Un « festival » quand même

Avignon, le temps des métamorphoses

Par
Armelle Héliot -
Publié le 03/07/2020

Annulée à cause de la pandémie, l’édition 2020 du festival aura tout de même lieu de plusieurs manières. Par écrans interposés, avec « Un rêve d'Avignon », du 3 au 25 juillet, mais aussi en spectacles vivants avec « Une Semaine d'art en Avignon » du 23 au 31 octobre.

« Le Jeu des ombres », répétition

« Le Jeu des ombres », répétition
Crédit photo : TNP VILLEURBANNE

Le Festival d’Avignon aurait dû s’ouvrir ce vendredi 3 juillet. Le confinement a interdit qu’il puisse se dérouler normalement. La mort dans l’âme, Olivier Py, directeur et Paul Rondin, directeur délégué, avaient dû se résoudre à l’annulation. Mais ils ne sont pas demeurés inactifs.

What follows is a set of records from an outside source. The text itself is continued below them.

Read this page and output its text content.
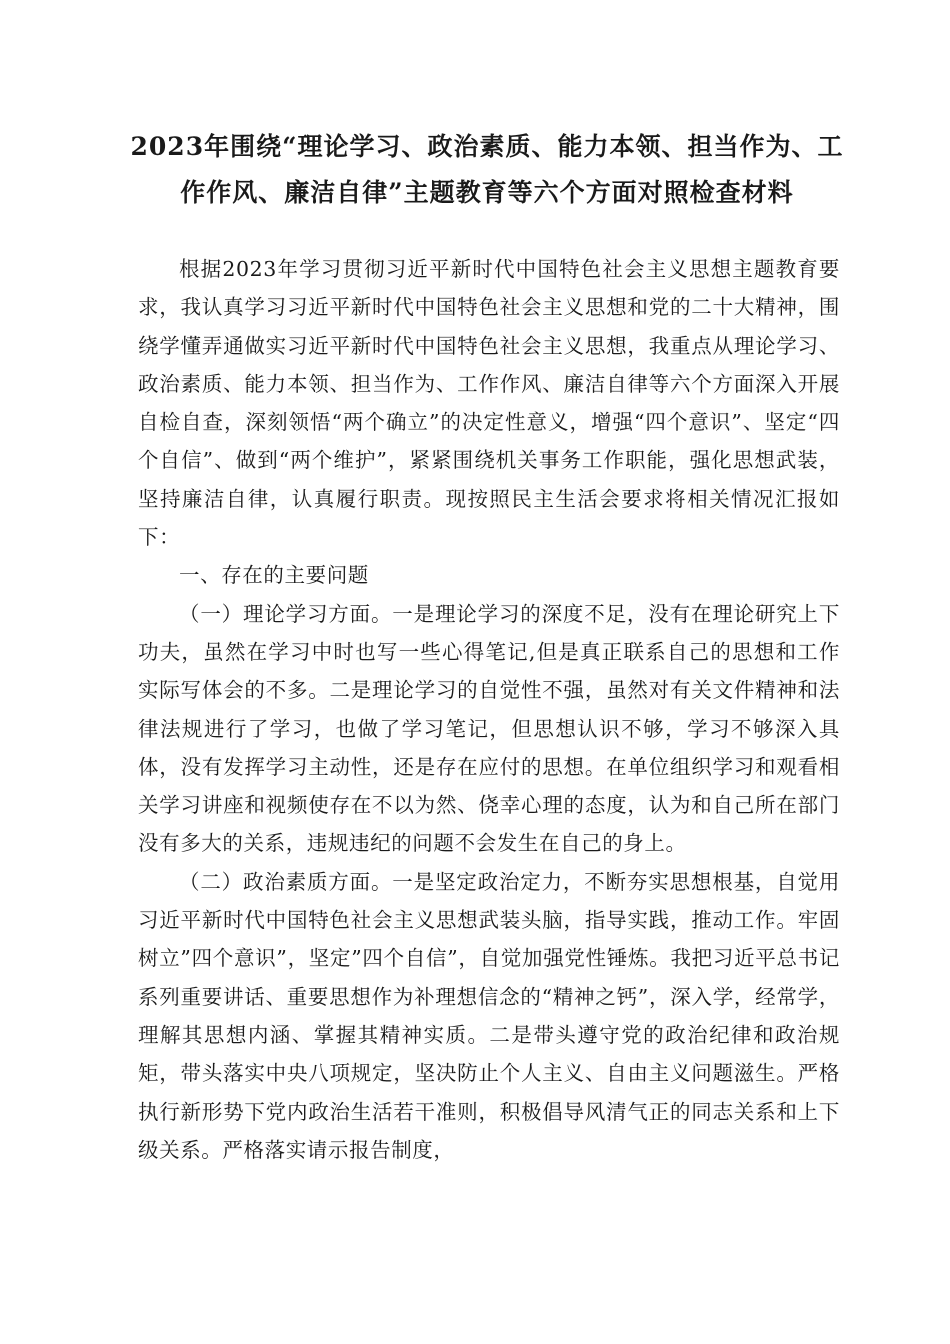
2023年围绕“理论学习、政治素质、能力本领、担当作为、工
作作风、廉洁自律”主题教育等六个方面对照检查材料

根据2023年学习贯彻习近平新时代中国特色社会主义思想主题教育要求，我认真学习习近平新时代中国特色社会主义思想和党的二十大精神，围绕学懂弄通做实习近平新时代中国特色社会主义思想，我重点从理论学习、政治素质、能力本领、担当作为、工作作风、廉洁自律等六个方面深入开展自检自查，深刻领悟“两个确立”的决定性意义，增强“四个意识”、坚定“四个自信”、做到“两个维护”，紧紧围绕机关事务工作职能，强化思想武装，坚持廉洁自律，认真履行职责。现按照民主生活会要求将相关情况汇报如下：

一、存在的主要问题

（一）理论学习方面。一是理论学习的深度不足，没有在理论研究上下功夫，虽然在学习中时也写一些心得笔记,但是真正联系自己的思想和工作实际写体会的不多。二是理论学习的自觉性不强，虽然对有关文件精神和法律法规进行了学习，也做了学习笔记，但思想认识不够，学习不够深入具体，没有发挥学习主动性，还是存在应付的思想。在单位组织学习和观看相关学习讲座和视频使存在不以为然、侥幸心理的态度，认为和自己所在部门没有多大的关系，违规违纪的问题不会发生在自己的身上。

（二）政治素质方面。一是坚定政治定力，不断夯实思想根基，自觉用习近平新时代中国特色社会主义思想武装头脑，指导实践，推动工作。牢固树立”四个意识”，坚定”四个自信”，自觉加强党性锤炼。我把习近平总书记系列重要讲话、重要思想作为补理想信念的“精神之钙”，深入学，经常学，理解其思想内涵、掌握其精神实质。二是带头遵守党的政治纪律和政治规矩，带头落实中央八项规定，坚决防止个人主义、自由主义问题滋生。严格执行新形势下党内政治生活若干准则，积极倡导风清气正的同志关系和上下级关系。严格落实请示报告制度，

Et, aux dates mêmes de la 74e édition, du 3 au 23 juillet, Un Rêve d'Avignon propose, grâce à l'audiovisuel public (télévision, radio, sites) des émissions, des captations, des créations et recréations de spectacles, que le public en manque pourra visionner gratuitement.

Une programmation foisonnante que l’on ne saurait ici circonscrire, qui permettra aux amateurs de demeurer en contact avec la création, le spectacle vivant et les discussions passionnées qu’il peut susciter. France Culture, toujours associée au festival, fait un effort très particulier de productions nouvelles. Les chaînes de télévision et les sites, eux aussi, proposeront des films tournés d’après de grandes mises en scène.

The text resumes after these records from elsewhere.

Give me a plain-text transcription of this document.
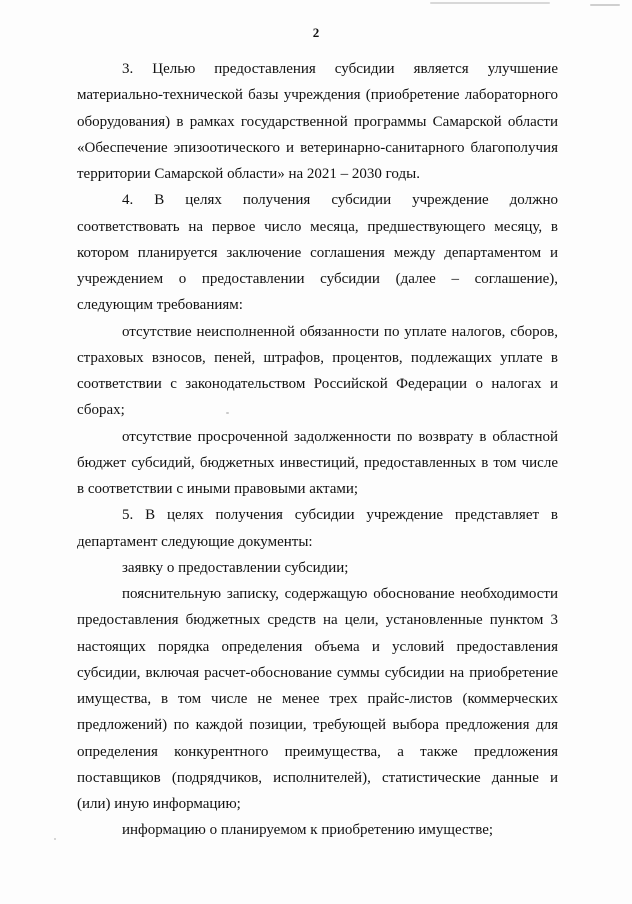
2

3. Целью предоставления субсидии является улучшение материально-технической базы учреждения (приобретение лабораторного оборудования) в рамках государственной программы Самарской области «Обеспечение эпизоотического и ветеринарно-санитарного благополучия территории Самарской области» на 2021 – 2030 годы.

4. В целях получения субсидии учреждение должно соответствовать на первое число месяца, предшествующего месяцу, в котором планируется заключение соглашения между департаментом и учреждением о предоставлении субсидии (далее – соглашение), следующим требованиям:

отсутствие неисполненной обязанности по уплате налогов, сборов, страховых взносов, пеней, штрафов, процентов, подлежащих уплате в соответствии с законодательством Российской Федерации о налогах и сборах;

отсутствие просроченной задолженности по возврату в областной бюджет субсидий, бюджетных инвестиций, предоставленных в том числе в соответствии с иными правовыми актами;

5. В целях получения субсидии учреждение представляет в департамент следующие документы:

заявку о предоставлении субсидии;

пояснительную записку, содержащую обоснование необходимости предоставления бюджетных средств на цели, установленные пунктом 3 настоящих порядка определения объема и условий предоставления субсидии, включая расчет-обоснование суммы субсидии на приобретение имущества, в том числе не менее трех прайс-листов (коммерческих предложений) по каждой позиции, требующей выбора предложения для определения конкурентного преимущества, а также предложения поставщиков (подрядчиков, исполнителей), статистические данные и (или) иную информацию;

информацию о планируемом к приобретению имуществе;
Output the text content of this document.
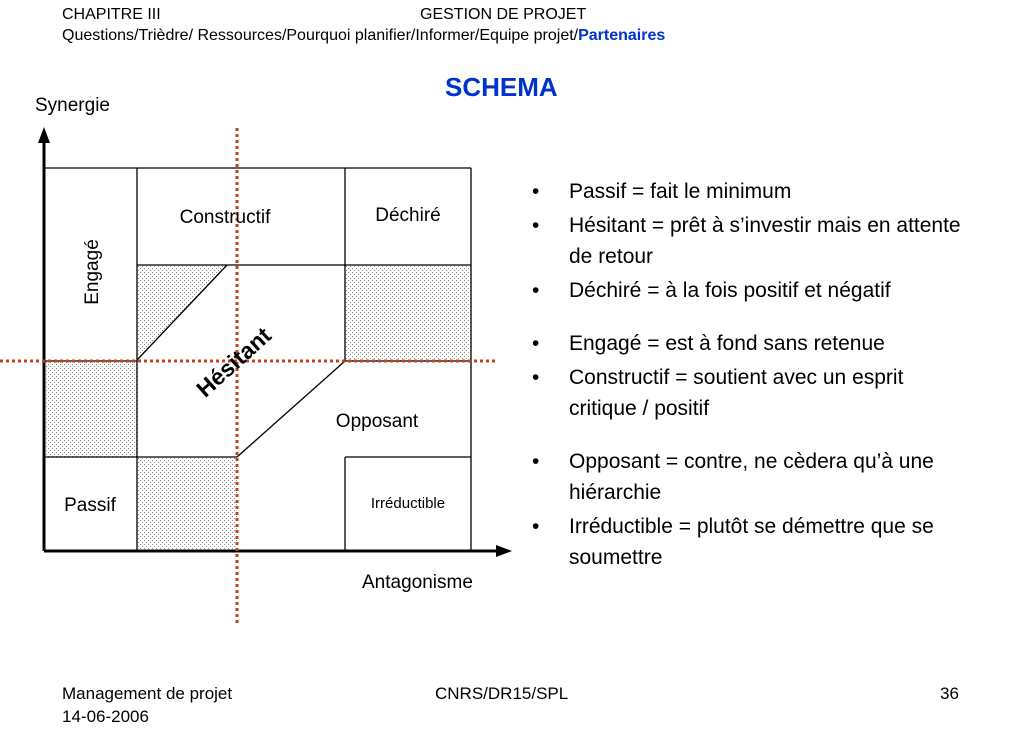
CHAPITRE III	GESTION DE PROJET
Questions/Trièdre/ Ressources/Pourquoi planifier/Informer/Equipe projet/Partenaires
SCHEMA
Engagé
Constructif	Déchiré
Hésitant
Opposant
Passif	Irréductible
Synergie
Antagonisme
• Passif = fait le minimum
• Hésitant = prêt à s’investir mais en attente de retour
• Déchiré = à la fois positif et négatif
• Engagé = est à fond sans retenue
• Constructif = soutient avec un esprit critique / positif
• Opposant = contre, ne cèdera qu’à une hiérarchie
• Irréductible = plutôt se démettre que se soumettre
Management de projet
14-06-2006
CNRS/DR15/SPL	36
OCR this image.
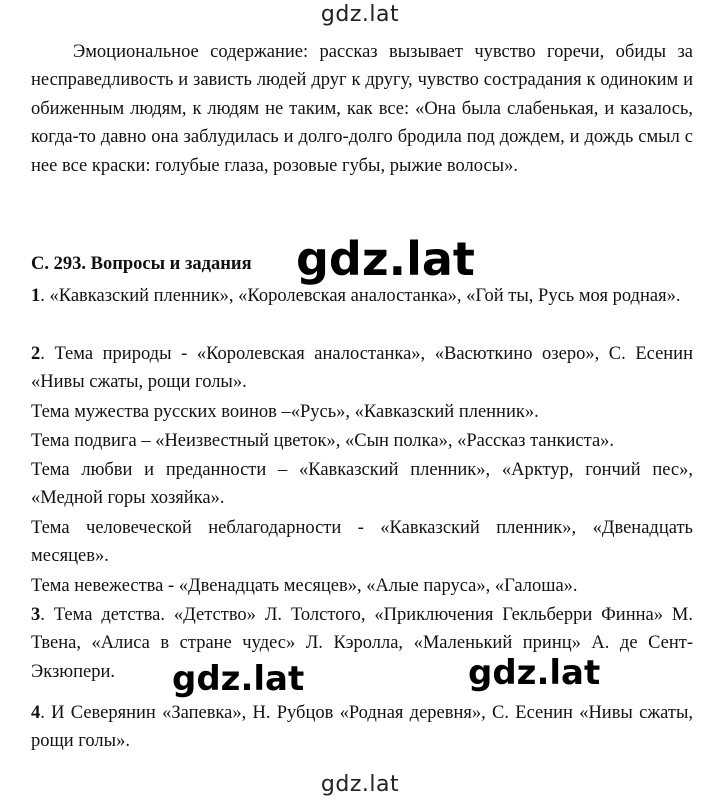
gdz.lat

Эмоциональное содержание: рассказ вызывает чувство горечи, обиды за несправедливость и зависть людей друг к другу, чувство сострадания к одиноким и обиженным людям, к людям не таким, как все: «Она была слабенькая, и казалось, когда-то давно она заблудилась и долго-долго бродила под дождем, и дождь смыл с нее все краски: голубые глаза, розовые губы, рыжие волосы».

С. 293. Вопросы и задания

1. «Кавказский пленник», «Королевская аналостанка», «Гой ты, Русь моя родная».

2. Тема природы - «Королевская аналостанка», «Васюткино озеро», С. Есенин «Нивы сжаты, рощи голы».

Тема мужества русских воинов –«Русь», «Кавказский пленник».

Тема подвига – «Неизвестный цветок», «Сын полка», «Рассказ танкиста».

Тема любви и преданности – «Кавказский пленник», «Арктур, гончий пес», «Медной горы хозяйка».

Тема человеческой неблагодарности - «Кавказский пленник», «Двенадцать месяцев».

Тема невежества - «Двенадцать месяцев», «Алые паруса», «Галоша».

3. Тема детства. «Детство» Л. Толстого, «Приключения Гекльберри Финна» М. Твена, «Алиса в стране чудес» Л. Кэролла, «Маленький принц» А. де Сент-Экзюпери.

4. И Северянин «Запевка», Н. Рубцов «Родная деревня», С. Есенин «Нивы сжаты, рощи голы».

gdz.lat
gdz.lat	gdz.lat
gdz.lat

Ces trois semaines très riches se termineront avec la diffusion, sur France 5, du « Jeu des Ombres », qui aurait dû constituer un des moments très importants du festival 2020, dans la Cour d’honneur. Un texte inspiré du mythe d’Orphée par un poète italien et repris par Valère Novarina. Une mise en scène de Jean Bellorini, nouveau patron du Théâtre national populaire de Villeurbanne, qui parachève actuellement les répétitions de cette création, dans la salle du TNP.

Le spectacle vivant

C’est justement « le Jeu des Ombres » qui ouvrira, le 23 octobre, la Semaine d’art en Avignon (calée pendant les vacances scolaires de la Toussaint). Il ne sera pas dit que le théâtre vivant, et la danse et la musique ne seront pas présents dans la Cité des Papes en 2020 ! « Semaine d’art » était l’expression qu’avaient choisie Paul Rouvier, le maire de la Ville, et Jean Vilar, pour intituler ce moment particulier qu’avaient rêvé René Char et Christian Zervos en 1947. C’est le poète et le galériste qui avaient fait appel à Jean Vilar, et, en septembre, eut lieu la première édition.

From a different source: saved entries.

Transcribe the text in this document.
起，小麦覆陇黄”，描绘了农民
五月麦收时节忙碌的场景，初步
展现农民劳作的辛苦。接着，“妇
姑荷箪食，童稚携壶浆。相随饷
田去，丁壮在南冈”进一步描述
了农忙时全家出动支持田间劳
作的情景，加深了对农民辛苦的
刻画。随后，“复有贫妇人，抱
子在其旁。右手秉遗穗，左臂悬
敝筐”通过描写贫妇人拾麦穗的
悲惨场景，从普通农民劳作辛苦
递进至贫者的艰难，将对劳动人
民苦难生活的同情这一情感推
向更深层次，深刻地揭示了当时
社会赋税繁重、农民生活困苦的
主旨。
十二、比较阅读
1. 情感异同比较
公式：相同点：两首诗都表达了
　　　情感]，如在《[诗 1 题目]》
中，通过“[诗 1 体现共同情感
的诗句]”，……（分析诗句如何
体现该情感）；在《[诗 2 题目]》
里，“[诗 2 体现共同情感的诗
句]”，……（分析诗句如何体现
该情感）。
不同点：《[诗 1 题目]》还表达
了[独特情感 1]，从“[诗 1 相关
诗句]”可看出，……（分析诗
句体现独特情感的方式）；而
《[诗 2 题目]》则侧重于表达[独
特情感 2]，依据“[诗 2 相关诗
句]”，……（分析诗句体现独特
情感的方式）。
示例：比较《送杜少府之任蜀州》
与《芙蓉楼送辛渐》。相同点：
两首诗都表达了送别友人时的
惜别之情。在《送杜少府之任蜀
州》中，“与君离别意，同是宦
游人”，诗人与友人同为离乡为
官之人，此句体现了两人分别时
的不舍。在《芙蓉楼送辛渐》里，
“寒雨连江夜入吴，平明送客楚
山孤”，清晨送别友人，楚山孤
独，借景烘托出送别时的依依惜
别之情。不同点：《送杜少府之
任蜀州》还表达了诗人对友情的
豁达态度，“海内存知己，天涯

Évidemment, pas question de Cour d’honneur à cette période. Mais de la Fabrica aux Pénitents Blancs en passant par Benoît XII, et jusqu’à la Chartreuse de Villeneuve-les-Avignon, les lieux très connus et aimés des festivaliers vibreront pour quelques précieuses soirées.

Une très belle programmation, qui met en lumière des arts différents : « le Jeu des Ombres », donc, du 23 au 31 octobre à la Fabrica. Puis « Tambour de soie », du côté de la chorégraphie, avec Kaori Ito et Yoshi Oida, aux Pénitents Blancs. À la Fondation Lambert, c’est l’Afrique que l’on entendra, avec « Discours aux nations africaines », texte de Felwine Sarr, mise en scène d’Étienne Minoungou, tandis que l’on applaudira la danse et le chant dans « Mellizo Doble » d’Israel Galvan et Nino Del Eche. Également au programme, « Andromaque » selon Gwenaël Morin, une adaptation de « Moby Dick » par Yngvild Aspeli et ses marionnettes. Enfin, on découvrira la « Cérémonie » du Raoul Collectif. Un ensemble qui devrait séduire un large public.

Signalons enfin que les théâtres permanents et les compagnies d’Avignon organisent en juillet un certain nombre de manifestations, par-delà des « États généraux » qui devraient permettre de réfléchir à l’avenir de la manifestation « off ».

 

 

 

 

 

 

 

Programmation d’« Un rêve d’Avignon » sur festival-avignon.com. Réservations pour la Semaine d’art à partir de la fin septembre (10 000 billets à 15 € mis en vente).